America honors Greatest Generation by serving all veterans

Billings Gazette

by Senator Jon Tester

Seventy-one years ago today, Japan’s attack on Pearl Harbor thrust the United States into World War II. In the years that followed, all Americans made tremendous sacrifices to win our freedom, earning a place in history as this nation’s Greatest Generation. Many of them – including nearly 1,900 Montanans- sacrificed everything.

After winning the world’s most defining war, the Greatest Generation built an era of prosperity here at home. Their hard work, determination and willingness to sacrifice still inspires us. Our greatest generation also reminded us that we have an enduring responsibility to see that all veterans get the opportunities for quality health care, higher education and meaningful work when they return home.

As one Montana veteran told me “The day we stop taking care of our veterans is the day we should stop creating them.”

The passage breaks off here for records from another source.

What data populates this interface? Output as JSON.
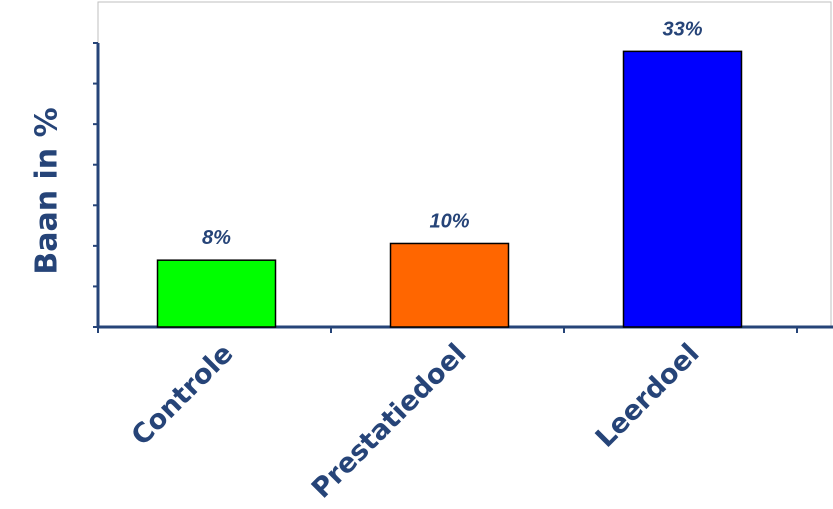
{
  "chart_data": {
    "type": "bar",
    "categories": [
      "Controle",
      "Prestatiedoel",
      "Leerdoel"
    ],
    "values": [
      8,
      10,
      33
    ],
    "data_labels": [
      "8%",
      "10%",
      "33%"
    ],
    "colors": [
      "#00ff00",
      "#ff6600",
      "#0000ff"
    ],
    "title": "",
    "xlabel": "",
    "ylabel": "Baan in %",
    "ylim": [
      0,
      34
    ],
    "grid": false,
    "legend": "none",
    "axis_color": "#264478",
    "text_color": "#264478"
  }
}
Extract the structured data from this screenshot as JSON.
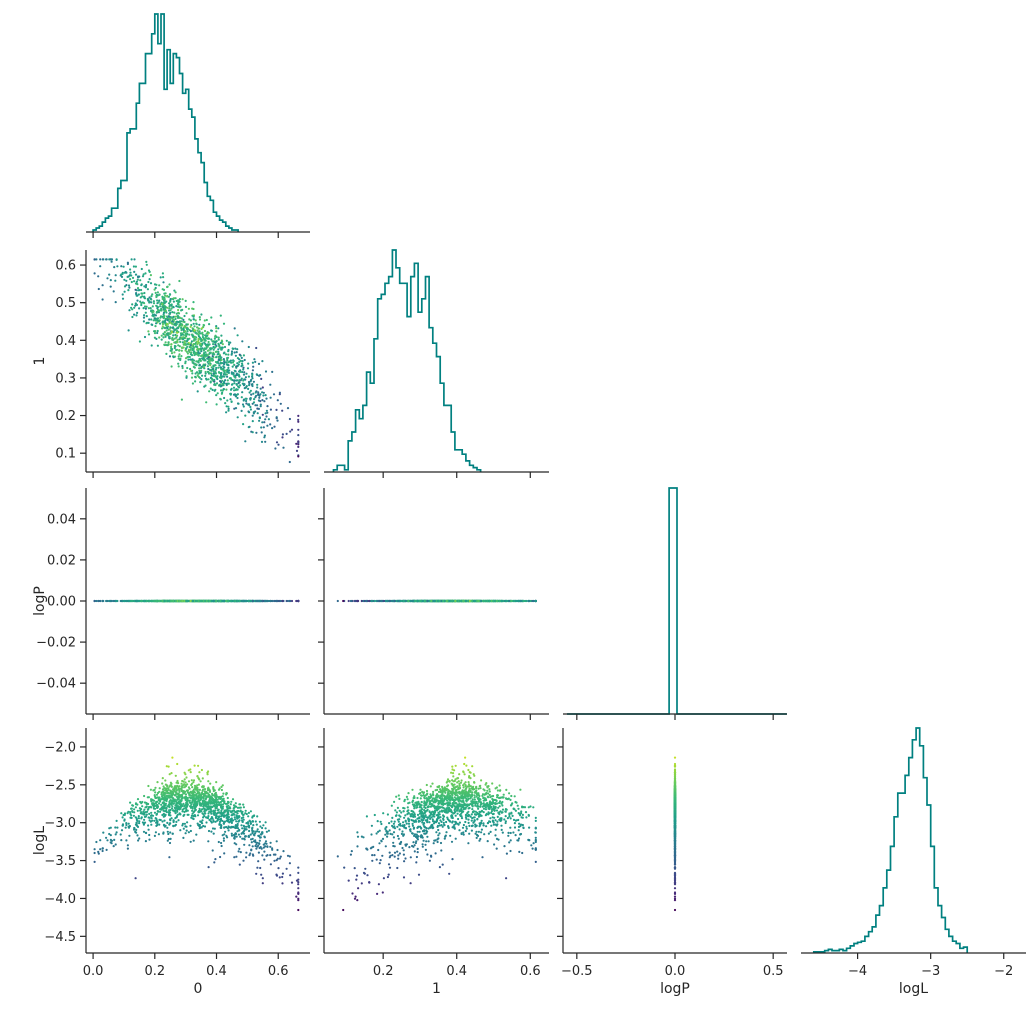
{
  "chart_data": {
    "type": "scatter",
    "kind": "corner-plot",
    "variables": [
      "0",
      "1",
      "logP",
      "logL"
    ],
    "hist_color": "#008080",
    "point_colormap": "viridis",
    "color_by": "logL",
    "axes": {
      "0": {
        "label": "0",
        "range": [
          -0.01,
          0.69
        ],
        "ticks": [
          0.0,
          0.2,
          0.4,
          0.6
        ],
        "tick_labels": [
          "0.0",
          "0.2",
          "0.4",
          "0.6"
        ]
      },
      "1": {
        "label": "1",
        "range": [
          0.05,
          0.64
        ],
        "ticks": [
          0.1,
          0.2,
          0.3,
          0.4,
          0.5,
          0.6
        ],
        "tick_labels": [
          "0.1",
          "0.2",
          "0.3",
          "0.4",
          "0.5",
          "0.6"
        ],
        "x_ticks": [
          0.2,
          0.4,
          0.6
        ],
        "x_tick_labels": [
          "0.2",
          "0.4",
          "0.6"
        ]
      },
      "logP": {
        "label": "logP",
        "range": [
          -0.055,
          0.055
        ],
        "ticks": [
          -0.04,
          -0.02,
          0.0,
          0.02,
          0.04
        ],
        "tick_labels": [
          "−0.04",
          "−0.02",
          "0.00",
          "0.02",
          "0.04"
        ],
        "x_range": [
          -0.55,
          0.55
        ],
        "x_ticks": [
          -0.5,
          0.0,
          0.5
        ],
        "x_tick_labels": [
          "−0.5",
          "0.0",
          "0.5"
        ]
      },
      "logL": {
        "label": "logL",
        "range": [
          -4.72,
          -1.75
        ],
        "ticks": [
          -4.5,
          -4.0,
          -3.5,
          -3.0,
          -2.5,
          -2.0
        ],
        "tick_labels": [
          "−4.5",
          "−4.0",
          "−3.5",
          "−3.0",
          "−2.5",
          "−2.0"
        ],
        "x_ticks": [
          -4,
          -3,
          -2
        ],
        "x_tick_labels": [
          "−4",
          "−3",
          "−2"
        ]
      }
    },
    "histograms": {
      "0": {
        "edges_start": 0.0,
        "bin_width": 0.01,
        "counts": [
          1,
          2,
          3,
          5,
          7,
          8,
          12,
          12,
          22,
          26,
          26,
          50,
          52,
          52,
          65,
          75,
          75,
          90,
          90,
          100,
          110,
          95,
          110,
          72,
          92,
          75,
          90,
          88,
          80,
          70,
          72,
          62,
          58,
          47,
          40,
          35,
          25,
          18,
          16,
          10,
          8,
          6,
          5,
          3,
          2,
          1,
          1
        ]
      },
      "1": {
        "edges_start": 0.065,
        "bin_width": 0.01,
        "counts": [
          1,
          3,
          3,
          1,
          14,
          18,
          28,
          24,
          30,
          45,
          40,
          60,
          78,
          80,
          85,
          88,
          100,
          92,
          85,
          85,
          70,
          88,
          94,
          72,
          78,
          88,
          65,
          58,
          52,
          40,
          30,
          30,
          18,
          10,
          10,
          8,
          5,
          3,
          2,
          1
        ]
      },
      "logP": {
        "edges_start": -0.55,
        "bin_width": 0.04,
        "counts": [
          0,
          0,
          0,
          0,
          0,
          0,
          0,
          0,
          0,
          0,
          0,
          0,
          0,
          1000,
          0,
          0,
          0,
          0,
          0,
          0,
          0,
          0,
          0,
          0,
          0,
          0,
          0,
          0
        ]
      },
      "logL": {
        "edges_start": -4.6,
        "bin_width": 0.05,
        "counts": [
          1,
          1,
          1,
          2,
          3,
          2,
          2,
          3,
          2,
          4,
          6,
          8,
          9,
          10,
          14,
          18,
          22,
          32,
          40,
          55,
          70,
          90,
          115,
          135,
          135,
          150,
          165,
          180,
          190,
          175,
          148,
          125,
          90,
          55,
          40,
          30,
          20,
          14,
          10,
          8,
          4,
          5
        ]
      }
    },
    "scatter_summary": {
      "0_vs_1": {
        "relation": "negative linear",
        "approx": "1 ≈ 0.63 − 0.72·0",
        "spread": 0.045
      },
      "logP_vs_all": {
        "logP_value": 0.0
      },
      "logL_vs_0": {
        "relation": "concave",
        "peak_near": 0.3,
        "peak_logL": -2.55
      },
      "logL_vs_1": {
        "relation": "flat with upward tail near 0.42",
        "typical_logL": -2.75
      }
    }
  }
}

In Congress, supporting America’s veterans is about listening to their concerns and then taking action to improve their access to care, ensuring that they have good opportunities when their service is over, and helping them find success and well being in the society they fought to protect.

Over the past six years, with input from Montana veterans, we’ve expanded access to care for rural veterans, improved services at the Department of Veterans Affairs, and made sure the skills veterans gain in the military translate to good jobs back home.

But we have more work to do.

Working with Montana veterans and the Senate Veterans’ Affairs Committee, I will continue to address the shortage of mental health care providers in our state. Too many veterans and members of the military return home with post-traumatic stress disorder and traumatic brain injury, but they’re unable to get the treatment they need. By bringing more quality medical professionals to Montana, these heroes will get the counseling and care they deserve – no matter where they live.

We’ve got more work to do to make sure veterans have opportunities for jobs, and to see that our businesses continue to hire veterans. I will keep working with the VA to cut the unacceptable backlog of benefits claims, so that folks who are injured in service to their country don’t have to wait months – or even years – to be fairly compensated for their sacrifice. We must reform the way the military processes and investigates military sexual trauma claims.

And I’ll keep working with all stakeholders to overcome the administrative challenges within the 21st Century G.I. Bill.

After all, the original G.I. Bill shaped America by giving our Greatest Generation the opportunity to attend college and pursue their dreams, building the world’s most powerful middle class.

I recently got to visit with many Montana World War II veterans who traveled to Washington, D.C., through the Big Sky Honor Flight – an important effort to honor Montana’s heroes. The strength, courage and spirit of these veterans remain an inspiration.

As Montana’s senator, I will continue working to honor the service and sacrifice of all who have put their lives on the line for us. Any Montana veteran with ideas to share or challenges to overcome is welcome to contact my office toll-free at 866-554-4403.

All veterans belong to the “Greatest Generation.” And as citizens of the greatest state of the greatest country on earth, we are honored to lead the fight for them.